Gelet op de gemeenteraadsbeslissing van 21 december 2020 betreffende de personeelsformatie;
Gelet op de gemeenteraadsbeslissing van 21 december 2020 betreffende de goedkeuring van de wijziging van de personeelsformatie;
Gelet op de gemeenteraadsbeslissing van 12 juli 2021 betreffende de wijziging van de personeelsformatie;
Overwegende dat het decreet over het lokaal bestuur de personeelsformatie niet langer oplegt als een verplicht instrument; dat de personeelsformatie (het kader dat de opsomming van het aantal en de soorten betrekkingen voor een lokaal bestuur bevat voor de uitvoering van het uitgetekende beleid) echter blijft gelden zolang de raad de personeelsformatie niet opheft of door iets anders vervangt;
Overwegende dat de huidige personeelsformaties louter een opsomming van de verschillende functies en het aantal beschikbare betrekkingen betreffen; dat dit een vrij vaststaand gegeven is dat bij elke geplande wijziging moet aangepast worden en naast de overige beleidsdocumenten bestaat; dat de BBC echter als doel een integrale aanpak heeft van organisatieontwikkeling en -beheersing; dat de BBC ineen zou moeten vloeien met projecten in het kader van beleidsplanning en -opvolging, strategische en projectwerking, dagdagelijkse werking, organisatiebeheersing, professionalisering van het personeelsbeleid, ...

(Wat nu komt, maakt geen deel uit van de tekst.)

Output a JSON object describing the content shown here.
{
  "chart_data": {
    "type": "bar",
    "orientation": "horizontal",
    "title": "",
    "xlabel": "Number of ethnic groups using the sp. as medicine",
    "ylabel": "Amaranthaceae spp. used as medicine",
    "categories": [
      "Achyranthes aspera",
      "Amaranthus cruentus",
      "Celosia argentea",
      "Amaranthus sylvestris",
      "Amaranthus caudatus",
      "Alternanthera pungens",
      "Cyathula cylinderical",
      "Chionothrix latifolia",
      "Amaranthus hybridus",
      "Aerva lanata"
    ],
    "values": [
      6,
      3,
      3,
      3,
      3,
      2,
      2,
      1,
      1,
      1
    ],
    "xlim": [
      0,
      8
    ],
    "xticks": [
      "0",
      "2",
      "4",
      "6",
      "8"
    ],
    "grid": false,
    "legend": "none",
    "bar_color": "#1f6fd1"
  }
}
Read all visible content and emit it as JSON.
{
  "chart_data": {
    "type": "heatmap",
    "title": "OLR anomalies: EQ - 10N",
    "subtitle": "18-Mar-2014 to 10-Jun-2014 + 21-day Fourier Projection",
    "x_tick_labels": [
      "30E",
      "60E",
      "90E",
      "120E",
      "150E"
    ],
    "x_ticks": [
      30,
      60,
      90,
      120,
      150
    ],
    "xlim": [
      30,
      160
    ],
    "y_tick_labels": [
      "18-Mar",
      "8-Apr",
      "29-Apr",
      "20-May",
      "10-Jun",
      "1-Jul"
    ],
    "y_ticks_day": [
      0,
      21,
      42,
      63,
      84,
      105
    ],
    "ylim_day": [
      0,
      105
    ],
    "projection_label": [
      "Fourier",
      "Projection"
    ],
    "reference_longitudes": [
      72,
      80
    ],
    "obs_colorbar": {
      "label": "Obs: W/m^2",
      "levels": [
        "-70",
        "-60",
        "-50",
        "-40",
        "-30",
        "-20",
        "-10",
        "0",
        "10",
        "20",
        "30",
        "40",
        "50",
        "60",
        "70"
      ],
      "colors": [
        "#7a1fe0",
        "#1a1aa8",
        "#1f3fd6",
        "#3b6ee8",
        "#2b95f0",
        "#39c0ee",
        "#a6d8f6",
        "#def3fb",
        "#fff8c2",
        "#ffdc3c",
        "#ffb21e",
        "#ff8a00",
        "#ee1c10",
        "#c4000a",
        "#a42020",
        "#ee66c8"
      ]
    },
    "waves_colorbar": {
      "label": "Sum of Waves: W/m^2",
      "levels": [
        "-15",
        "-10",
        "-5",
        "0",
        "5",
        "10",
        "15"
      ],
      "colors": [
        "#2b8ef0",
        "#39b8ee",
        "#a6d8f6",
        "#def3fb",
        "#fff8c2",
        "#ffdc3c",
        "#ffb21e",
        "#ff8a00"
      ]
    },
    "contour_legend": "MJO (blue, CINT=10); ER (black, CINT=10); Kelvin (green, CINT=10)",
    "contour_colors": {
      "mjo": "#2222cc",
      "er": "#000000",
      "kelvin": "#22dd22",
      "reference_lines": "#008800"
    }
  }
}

Overwegende dat in functie van de opmaak van het meerjarenplan 2020-2025 de personeelsbehoefte voor de komende beleidsperiode al werd ingeschat en de financiële gevolgen daarvan werden opgenomen in het meerjarenplan; dat hiervan een jaarlijkse bijsturing gebeurt; dat gezien de doelstellingen van de BBC en de samenhang tussen de beleidskeuzes, de personeelsbehoefte en de budgetten het bijgevolg logisch is om de personeelsplanning hierin te integreren; dat hierdoor de personeelsbezetting, net als de realisatie van de beleidsdoelstellingen, beter wordt gemonitord; dat er bovendien meer flexibel kan ingespeeld worden op wijzigende behoeftes; dat er dan ook wordt voorgesteld om de personeelsformatie op te heffen en de personeelsplanning op te nemen als onderdeel van het meerjarenplan en de tussentijdse rapportering;
Overwegende dat de vaststelling van de personeelsformatie dient voorgelegd te worden aan de representatieve vakbonden; dat het voorstel om de personeelsformatie op te heffen ook aan de vakbonden dient voorgelegd te worden;
Gelet op het decreet over het lokaal bestuur van 22 december 2019, artikel 184 §1, dat bepaalt dat het personeel in statutair of in contractueel dienstverband kan worden aangesteld;
Gelet op het besluit van de Vlaamse regering van 7 december 2007 houdende de minimale voorwaarden voor de personeelsformatie, de rechtspositieregeling van het gemeentepersoneel en het provinciepersoneel en houdende enkele bepalingen betreffende de rechtspositie van de secretaris en de ontvanger van de openbare centra voor maatschappelijk welzijn, waarvan de bepalingen met betrekking tot de personeelsformatie opgeheven zijn met ingang van 18 maart 2023;
De opheffing van de personeelsformatie voor te leggen aan de representatieve vakbonden.